Although this looks very appealing, so let's do that instead.
>
> [...]
>> @@ -751,6 +758,9 @@ int fetch_populated_submodules(const struct argv_array
>> *options,
>> argv_array_push(&spf.args, "--recurse-submodules-default");
>> /* default value, "--submodule-prefix" and its value are added later */
>>
>> + if (max_parallel_jobs < 0)
>> + max_parallel_jobs = parallel_jobs;
>
> Makes sense.
>
> [...]
>> @@ -1097,3 +1107,8 @@ void connect_work_tree_and_git_dir(const char
>> *work_tree, const char *git_dir)
>> strbuf_release(&rel_path);
>> free((void *)real_work_tree);
>> }
>> +
>> +int parallel_submodules(void)
>> +{
>> + return parallel_jobs;
>> +}
>
> Is this helper used?
Not yet, but I rather want to introduce it here as it is easier to review here
than in a later patch?
>
> [...]
>> +++ b/submodule.h
>> @@ -41,5 +41,6 @@ int find_unpushed_submodules(unsigned char new_sha1[20],
>> const char *remotes_nam
>> struct string_list *needs_pushing);
>> int push_unpushed_submodules(unsigned char new_sha1[20], const char
>> *remotes_name);
>> void connect_work_tree_and_git_dir(const char *work_tree, const char
>> *git_dir);
>> +int parallel_submodules(void);
>
> optional trick: one way to avoid merge conflicts is to add each function
> at some logical place in the file instead of at the end. Another nice
> side-effect is that it makes it easier to read through the header since
> functions appear in some appropriate order.
>
> E.g. this method could go near the config functions, I suppose.

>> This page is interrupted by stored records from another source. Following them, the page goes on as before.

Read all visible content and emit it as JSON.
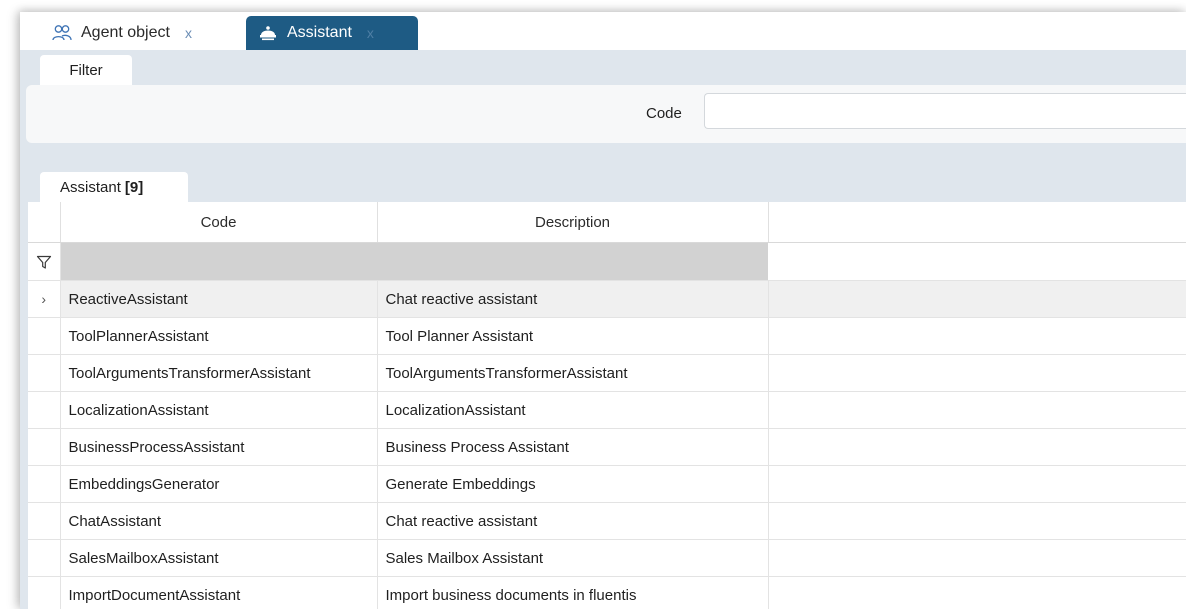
{
  "tabs": [
    {
      "label": "Agent object",
      "close": "x",
      "icon": "users-icon"
    },
    {
      "label": "Assistant",
      "close": "x",
      "icon": "assistant-icon"
    }
  ],
  "filter": {
    "tab_label": "Filter",
    "code_label": "Code",
    "code_value": ""
  },
  "grid": {
    "tab_label": "Assistant",
    "count": "[9]",
    "columns": [
      "Code",
      "Description"
    ],
    "rows": [
      {
        "code": "ReactiveAssistant",
        "description": "Chat reactive assistant"
      },
      {
        "code": "ToolPlannerAssistant",
        "description": "Tool Planner Assistant"
      },
      {
        "code": "ToolArgumentsTransformerAssistant",
        "description": "ToolArgumentsTransformerAssistant"
      },
      {
        "code": "LocalizationAssistant",
        "description": "LocalizationAssistant"
      },
      {
        "code": "BusinessProcessAssistant",
        "description": "Business Process Assistant"
      },
      {
        "code": "EmbeddingsGenerator",
        "description": "Generate Embeddings"
      },
      {
        "code": "ChatAssistant",
        "description": "Chat reactive assistant"
      },
      {
        "code": "SalesMailboxAssistant",
        "description": "Sales Mailbox Assistant"
      },
      {
        "code": "ImportDocumentAssistant",
        "description": "Import business documents in fluentis"
      }
    ],
    "current_row_indicator": "›"
  },
  "colors": {
    "active_tab": "#1e5b84",
    "panel_bg": "#dfe6ed",
    "filter_row": "#d2d2d2",
    "selected_row": "#f0f0f0"
  }
}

I was not sure how relevant this is to configuration as it seems a bit
special w.r.t. submodules to me (it's not configured in .gitmodules, but a
standard configuration in .git/config after all).
>
>> --- a/t/t5526-fetch-submodules.sh
>> +++ b/t/t5526-fetch-submodules.sh
>> @@ -471,4 +471,18 @@ test_expect_success "don't fetch submodule when newly
>> recorded commits are alrea
>> test_i18ncmp expect.err actual.err
>> '
>>
>> +test_expect_success 'fetching submodules respects parallel settings' '
>
> Makes sense. Same trick about inserting in some appropriate place in
> the middle of the file applies here, too. In tests it also ends up
> being useful for finding when tests overlap or when there's a gap in
> coverage.
>
> The documentation says that '0' does something appropriate (DWIM or
> something? I didn't understand it). Perhaps a test for that behavior
> would be useful, too.
The 0 is currently using 'online_cpus()' by default as a 'something
appropriate',
which is not really appropriate though. The documentation is worded
such that people should not rely on certain behaviors of '0'.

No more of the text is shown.